Courtois

Courtois était un homme assez ordinaire,
Il portait bien ses cinquante ans passés
Il était resté célibataire,
Il habitait le village de Saint André.

Si je vous raconte cette histoire,
C'est que le bonhomme était spécial
Il circulait à travers le territoire
Afin de satisfaire un appétit anormal.

Il s'était fait beaucoup de connaissances
Dans sa commune et dans la nôtre aussi,
Régulièrement il les honorait de sa présence
Dans le but de recevoir un bon repas gratuit.

Un matin de très bonne heure
Il débarqua chez un voisin,
Il était à peine sept heures
Mais le long trajet lui avait donné faim.

Le patron sortit sur la table
Une grosse miche de pain,
Des charcuteries et des fromages
Ainsi qu'un litre de vin.

Il abandonna pour un moment son convive
Pour aller soigner son troupeau,
A son retour il eût la surprise
De voir Courtois avaler le dernier morceau.

Le fermier faisait mauvaise mine,
Et le bonhomme tout de suite comprit
Qu'il était temps qu'il se débine
Tout doucement, sans faire de bruit.

Un peu plus tard, le mot toujours aimable
Il rentra dans une autre maison,
Les gens se mettaient à table,
Il ne rata pas l'occasion.

La route disait-il avait été longue
Celà lui avait ouvert l'appétit
Il n'étonna donc pas son monde
En vidant les plats petit à petit.

Sans plus tarder il reprit la route,
Vers dix heures, il arrivait chez nous,
Grand-père était en train de terminer sa soupe,
Courtois accepta de manger un petit bout.

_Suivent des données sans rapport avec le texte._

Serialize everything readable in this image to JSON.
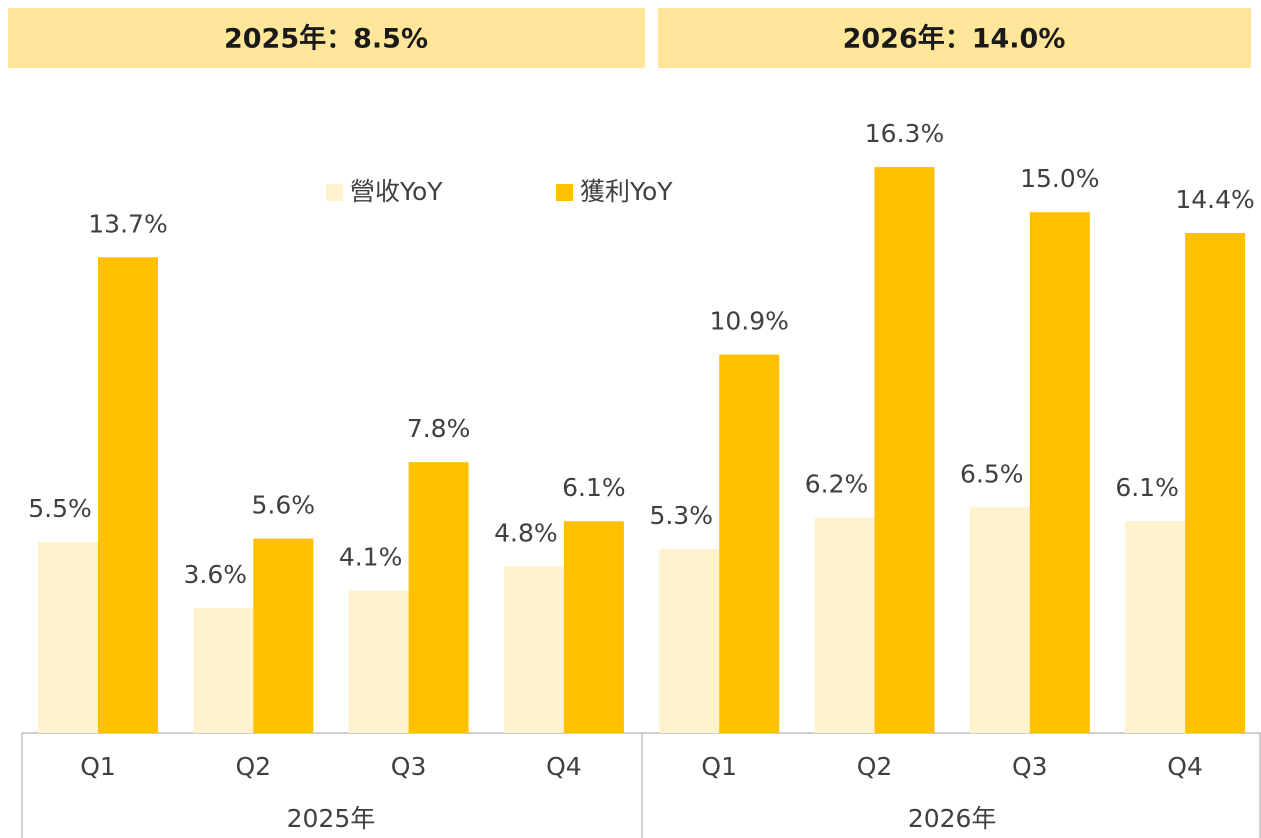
{
  "chart_data": {
    "type": "bar",
    "annotations": [
      "2025年：8.5%",
      "2026年：14.0%"
    ],
    "categories": [
      "Q1",
      "Q2",
      "Q3",
      "Q4",
      "Q1",
      "Q2",
      "Q3",
      "Q4"
    ],
    "category_groups": [
      "2025年",
      "2026年"
    ],
    "series": [
      {
        "name": "營收YoY",
        "color": "#FFF2CC",
        "values": [
          5.5,
          3.6,
          4.1,
          4.8,
          5.3,
          6.2,
          6.5,
          6.1
        ],
        "value_labels": [
          "5.5%",
          "3.6%",
          "4.1%",
          "4.8%",
          "5.3%",
          "6.2%",
          "6.5%",
          "6.1%"
        ]
      },
      {
        "name": "獲利YoY",
        "color": "#FFC000",
        "values": [
          13.7,
          5.6,
          7.8,
          6.1,
          10.9,
          16.3,
          15.0,
          14.4
        ],
        "value_labels": [
          "13.7%",
          "5.6%",
          "7.8%",
          "6.1%",
          "10.9%",
          "16.3%",
          "15.0%",
          "14.4%"
        ]
      }
    ],
    "ylim": [
      0,
      18
    ],
    "legend": "top"
  }
}
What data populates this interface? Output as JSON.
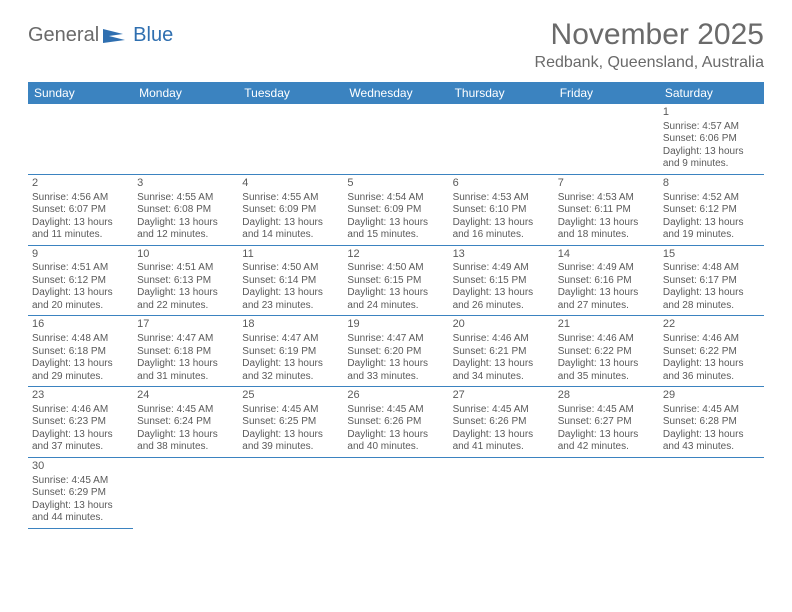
{
  "brand": {
    "part1": "General",
    "part2": "Blue"
  },
  "title": "November 2025",
  "location": "Redbank, Queensland, Australia",
  "colors": {
    "header_bg": "#3b83c0",
    "header_text": "#ffffff",
    "text": "#5a5a5a",
    "brand_blue": "#2f6fb0",
    "cell_border": "#3b83c0"
  },
  "weekdays": [
    "Sunday",
    "Monday",
    "Tuesday",
    "Wednesday",
    "Thursday",
    "Friday",
    "Saturday"
  ],
  "layout": {
    "cols": 7,
    "rows": 6,
    "first_weekday_index": 6,
    "days_in_month": 30
  },
  "days": [
    {
      "n": 1,
      "sunrise": "4:57 AM",
      "sunset": "6:06 PM",
      "daylight_h": 13,
      "daylight_m": 9
    },
    {
      "n": 2,
      "sunrise": "4:56 AM",
      "sunset": "6:07 PM",
      "daylight_h": 13,
      "daylight_m": 11
    },
    {
      "n": 3,
      "sunrise": "4:55 AM",
      "sunset": "6:08 PM",
      "daylight_h": 13,
      "daylight_m": 12
    },
    {
      "n": 4,
      "sunrise": "4:55 AM",
      "sunset": "6:09 PM",
      "daylight_h": 13,
      "daylight_m": 14
    },
    {
      "n": 5,
      "sunrise": "4:54 AM",
      "sunset": "6:09 PM",
      "daylight_h": 13,
      "daylight_m": 15
    },
    {
      "n": 6,
      "sunrise": "4:53 AM",
      "sunset": "6:10 PM",
      "daylight_h": 13,
      "daylight_m": 16
    },
    {
      "n": 7,
      "sunrise": "4:53 AM",
      "sunset": "6:11 PM",
      "daylight_h": 13,
      "daylight_m": 18
    },
    {
      "n": 8,
      "sunrise": "4:52 AM",
      "sunset": "6:12 PM",
      "daylight_h": 13,
      "daylight_m": 19
    },
    {
      "n": 9,
      "sunrise": "4:51 AM",
      "sunset": "6:12 PM",
      "daylight_h": 13,
      "daylight_m": 20
    },
    {
      "n": 10,
      "sunrise": "4:51 AM",
      "sunset": "6:13 PM",
      "daylight_h": 13,
      "daylight_m": 22
    },
    {
      "n": 11,
      "sunrise": "4:50 AM",
      "sunset": "6:14 PM",
      "daylight_h": 13,
      "daylight_m": 23
    },
    {
      "n": 12,
      "sunrise": "4:50 AM",
      "sunset": "6:15 PM",
      "daylight_h": 13,
      "daylight_m": 24
    },
    {
      "n": 13,
      "sunrise": "4:49 AM",
      "sunset": "6:15 PM",
      "daylight_h": 13,
      "daylight_m": 26
    },
    {
      "n": 14,
      "sunrise": "4:49 AM",
      "sunset": "6:16 PM",
      "daylight_h": 13,
      "daylight_m": 27
    },
    {
      "n": 15,
      "sunrise": "4:48 AM",
      "sunset": "6:17 PM",
      "daylight_h": 13,
      "daylight_m": 28
    },
    {
      "n": 16,
      "sunrise": "4:48 AM",
      "sunset": "6:18 PM",
      "daylight_h": 13,
      "daylight_m": 29
    },
    {
      "n": 17,
      "sunrise": "4:47 AM",
      "sunset": "6:18 PM",
      "daylight_h": 13,
      "daylight_m": 31
    },
    {
      "n": 18,
      "sunrise": "4:47 AM",
      "sunset": "6:19 PM",
      "daylight_h": 13,
      "daylight_m": 32
    },
    {
      "n": 19,
      "sunrise": "4:47 AM",
      "sunset": "6:20 PM",
      "daylight_h": 13,
      "daylight_m": 33
    },
    {
      "n": 20,
      "sunrise": "4:46 AM",
      "sunset": "6:21 PM",
      "daylight_h": 13,
      "daylight_m": 34
    },
    {
      "n": 21,
      "sunrise": "4:46 AM",
      "sunset": "6:22 PM",
      "daylight_h": 13,
      "daylight_m": 35
    },
    {
      "n": 22,
      "sunrise": "4:46 AM",
      "sunset": "6:22 PM",
      "daylight_h": 13,
      "daylight_m": 36
    },
    {
      "n": 23,
      "sunrise": "4:46 AM",
      "sunset": "6:23 PM",
      "daylight_h": 13,
      "daylight_m": 37
    },
    {
      "n": 24,
      "sunrise": "4:45 AM",
      "sunset": "6:24 PM",
      "daylight_h": 13,
      "daylight_m": 38
    },
    {
      "n": 25,
      "sunrise": "4:45 AM",
      "sunset": "6:25 PM",
      "daylight_h": 13,
      "daylight_m": 39
    },
    {
      "n": 26,
      "sunrise": "4:45 AM",
      "sunset": "6:26 PM",
      "daylight_h": 13,
      "daylight_m": 40
    },
    {
      "n": 27,
      "sunrise": "4:45 AM",
      "sunset": "6:26 PM",
      "daylight_h": 13,
      "daylight_m": 41
    },
    {
      "n": 28,
      "sunrise": "4:45 AM",
      "sunset": "6:27 PM",
      "daylight_h": 13,
      "daylight_m": 42
    },
    {
      "n": 29,
      "sunrise": "4:45 AM",
      "sunset": "6:28 PM",
      "daylight_h": 13,
      "daylight_m": 43
    },
    {
      "n": 30,
      "sunrise": "4:45 AM",
      "sunset": "6:29 PM",
      "daylight_h": 13,
      "daylight_m": 44
    }
  ],
  "labels": {
    "sunrise_prefix": "Sunrise: ",
    "sunset_prefix": "Sunset: ",
    "daylight_prefix": "Daylight: ",
    "hours_word": " hours",
    "and_word": "and ",
    "minutes_word": " minutes."
  }
}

Grand'mère, aussitôt, fit une grosse omelette
Où elle avait fait frire des oignons,
En plus elle avait ajouté des blettes,
Le parfum embaumait toute la maison.

Avec des compliments, il fit honneur à la table,
Se resservit plusieurs fois, tout en discutant
Il avait un problème avec le pain et le fromage
Il n'arrivait jamais à finir les deux en même temps.

Ne voulant pas trop retarder ses hôtes
Il prit congé, tout en remerciant,
Il fallait qu'il se rende sans faute
Saluer ses amis qu'il n'avait pas vus depuis longtemps.

Mr et Mme Cavalier le connaissaient depuis des ans
Ils ne furent donc pas surpris
De le voir avaler si goulûment
Un gros bol de café et un paquet de biscuits.

Dans son village, c'était un peu la vedette
Les gens l'invitaient volontiers,
Surtout les jours de grande fête
Pour le plaisir de le voir dévorer.

Il s'infiltrait aussi parmi la jeunesse
Pour boire à l'oeil et bien manger
Mais un jour, ils décidèrent que celà cesse
Ils mirent au point un tour pour s'en débarrasser

L'un d'eux fêtait son anniversaire
Il invita ses copains pour un repas,
Bien sûr, comme à l'ordinaire
Ils eurent la visite de Courtois.

En ce temps-là c'était l'usage
De servir avant le plat principal
Une grosse soupière de potage
Où les jeunes ajoutèrent une purge de cheval.

Tous les copains boudèrent ce breuvage
Disant qu'ils n'avaient pas très faim,
L'intrus se mit à table sans ambages
Mangea trois assiettes avec entrain.

Quelques instants plus tard il fila vers les toilettes
Se vidant par derrière et par devant,
La dégustation de cette nouvelle recette
Lui coupa l'appétit pour un certain temps.